Por lo general, no solo complejizan la manera en que vivimos, también mueve a muchos del lugar de comodidad en el que se encontraban. La crisis trae consigo las más diversas reacciones. En principio, nadie puede alegrarse cuando debe atravesar una crisis, pero, sin embargo, las formas en que ofrecen soluciones los vecinos son muy distintas. En el peor de los casos hay quienes se aprovechan de las crisis para mirarse a sí mismos sin la intención de cooperan con quien se encuentra peor que ellos, aun teniendo la posibilidad de hacerlo. De repente sus vidas se llenan de tristeza y pasan gran parte del día criticando sin hacer nada para revertir su situación. Sin embargo, la crisis también muestra el lado más humano de las personas. En muchos casos hay quienes aprovechan las diversas necesidades que están atravesando otras personas, como carencia de alimentos, de ropa y de acceso a la educación, para ejercer en favor de ellos su vocación de servicio y caridad. Por ejemplo, surgen nuevas y diversas formas de ayuda social y esto hace que se produzcan nuevos vínculos para la unidad. A partir de las crisis muchos se ven obligados a trabajar más horas de lo habitual y a generar formas creativas de obtener recursos económicos para suplir los gastos básicos de la canasta familiar.

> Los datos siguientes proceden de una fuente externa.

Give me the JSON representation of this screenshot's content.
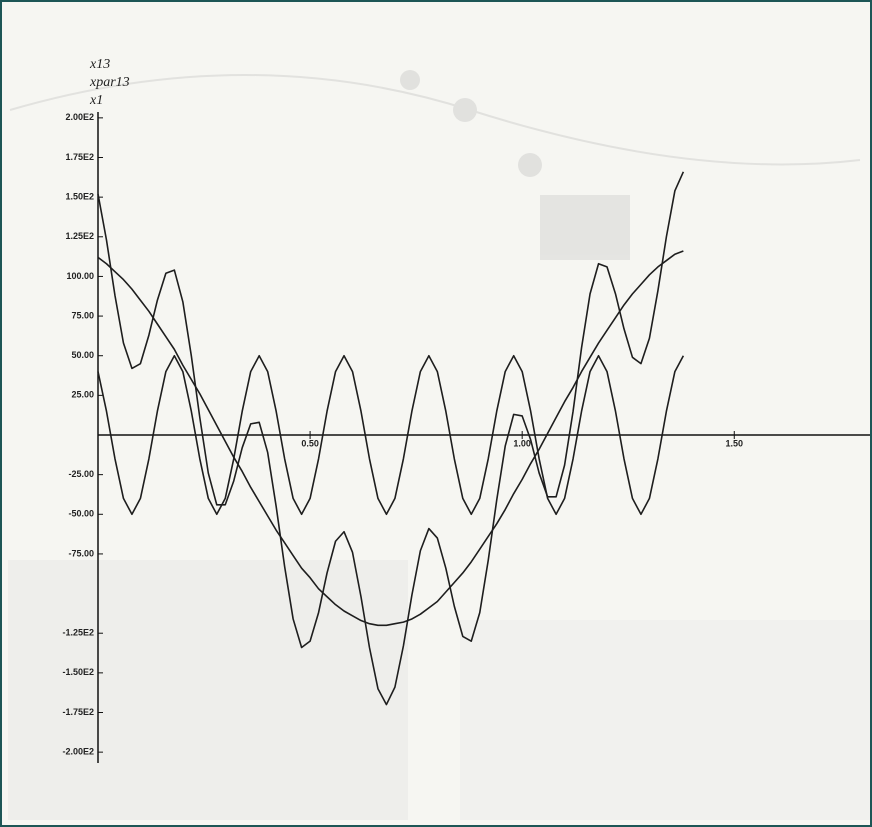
{
  "chart_data": {
    "type": "line",
    "x": [
      0,
      0.02,
      0.04,
      0.06,
      0.08,
      0.1,
      0.12,
      0.14,
      0.16,
      0.18,
      0.2,
      0.22,
      0.24,
      0.26,
      0.28,
      0.3,
      0.32,
      0.34,
      0.36,
      0.38,
      0.4,
      0.42,
      0.44,
      0.46,
      0.48,
      0.5,
      0.52,
      0.54,
      0.56,
      0.58,
      0.6,
      0.62,
      0.64,
      0.66,
      0.68,
      0.7,
      0.72,
      0.74,
      0.76,
      0.78,
      0.8,
      0.82,
      0.84,
      0.86,
      0.88,
      0.9,
      0.92,
      0.94,
      0.96,
      0.98,
      1,
      1.02,
      1.04,
      1.06,
      1.08,
      1.1,
      1.12,
      1.14,
      1.16,
      1.18,
      1.2,
      1.22,
      1.24,
      1.26,
      1.28,
      1.3,
      1.32,
      1.34,
      1.36,
      1.38
    ],
    "series": [
      {
        "name": "x13",
        "color": "#1e1e1e",
        "values": [
          40,
          15,
          -15,
          -40,
          -50,
          -40,
          -15,
          15,
          40,
          50,
          40,
          15,
          -15,
          -40,
          -50,
          -40,
          -15,
          15,
          40,
          50,
          40,
          15,
          -15,
          -40,
          -50,
          -40,
          -15,
          15,
          40,
          50,
          40,
          15,
          -15,
          -40,
          -50,
          -40,
          -15,
          15,
          40,
          50,
          40,
          15,
          -15,
          -40,
          -50,
          -40,
          -15,
          15,
          40,
          50,
          40,
          15,
          -15,
          -40,
          -50,
          -40,
          -15,
          15,
          40,
          50,
          40,
          15,
          -15,
          -40,
          -50,
          -40,
          -15,
          15,
          40,
          50
        ]
      },
      {
        "name": "xpar13",
        "color": "#1e1e1e",
        "values": [
          152,
          123,
          88,
          58,
          42,
          45,
          63,
          85,
          102,
          104,
          84,
          50,
          11,
          -24,
          -44,
          -44,
          -29,
          -8,
          7,
          8,
          -11,
          -45,
          -83,
          -116,
          -134,
          -130,
          -112,
          -87,
          -67,
          -61,
          -74,
          -102,
          -134,
          -160,
          -170,
          -159,
          -133,
          -101,
          -73,
          -59,
          -65,
          -84,
          -108,
          -127,
          -130,
          -112,
          -79,
          -41,
          -7,
          13,
          12,
          -3,
          -24,
          -39,
          -39,
          -19,
          15,
          55,
          89,
          108,
          106,
          89,
          67,
          49,
          45,
          61,
          91,
          125,
          154,
          166
        ]
      },
      {
        "name": "x1",
        "color": "#1e1e1e",
        "values": [
          112,
          108,
          103,
          98,
          92,
          85,
          78,
          70,
          62,
          54,
          44,
          35,
          26,
          16,
          6,
          -4,
          -14,
          -23,
          -33,
          -42,
          -51,
          -60,
          -68,
          -76,
          -84,
          -90,
          -97,
          -102,
          -107,
          -111,
          -114,
          -117,
          -119,
          -120,
          -120,
          -119,
          -118,
          -116,
          -113,
          -109,
          -105,
          -99,
          -93,
          -87,
          -80,
          -72,
          -64,
          -56,
          -47,
          -37,
          -28,
          -18,
          -9,
          1,
          11,
          21,
          30,
          40,
          49,
          58,
          66,
          74,
          82,
          89,
          95,
          101,
          106,
          110,
          114,
          116
        ]
      }
    ],
    "xlim": [
      0,
      1.82
    ],
    "xticks": [
      {
        "value": 0.5,
        "label": "0.50"
      },
      {
        "value": 1,
        "label": "1.00"
      },
      {
        "value": 1.5,
        "label": "1.50"
      }
    ],
    "ylim": [
      -210,
      210
    ],
    "yticks": [
      {
        "value": 200,
        "label": "2.00E2"
      },
      {
        "value": 175,
        "label": "1.75E2"
      },
      {
        "value": 150,
        "label": "1.50E2"
      },
      {
        "value": 125,
        "label": "1.25E2"
      },
      {
        "value": 100,
        "label": "100.00"
      },
      {
        "value": 75,
        "label": "75.00"
      },
      {
        "value": 50,
        "label": "50.00"
      },
      {
        "value": 25,
        "label": "25.00"
      },
      {
        "value": -25,
        "label": "-25.00"
      },
      {
        "value": -50,
        "label": "-50.00"
      },
      {
        "value": -75,
        "label": "-75.00"
      },
      {
        "value": -125,
        "label": "-1.25E2"
      },
      {
        "value": -150,
        "label": "-1.50E2"
      },
      {
        "value": -175,
        "label": "-1.75E2"
      },
      {
        "value": -200,
        "label": "-2.00E2"
      }
    ],
    "grid": false
  }
}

Algunos, en cambio, endurecen su postura y no hacen más que buscar culpables, mientras se ubican en una situación superior al resto, aunque no ofrecen soluciones hacia los más vulnerables, sino, por el contrario, los perjudica. A ellos lo único que les importa es conservar un nivel de vida más alto que el resto de la población, su estatus quo. De hecho, en los últimos años se vio un alto crecimiento de la desigualdad social en el contexto de nuestra ciudad. Sin embargo, las reacciones ante esto fueron de lo más diversas. Hay quienes se abrieron a la posibilidad de cooperar y quienes prefirieron mirar para otro lado y resguardar lo suyo con total apatía.
Al cabo de todo, lo más importante no es el capital material que muchos presentan como una disputa sin final, sino el capital humano que hace que algunos se ubiquen en una posición superior con respecto a otros. Sin duda la crisis saca a la luz lo mejor y lo peor de cada uno. En ese sentido es quizás una de las mejores maneras de crecer como persona, sobre todo en contextos en donde la adoración al dinero se puede volver en una forma abarcadora de dominación social, y no en un sistema de cooperación mutua.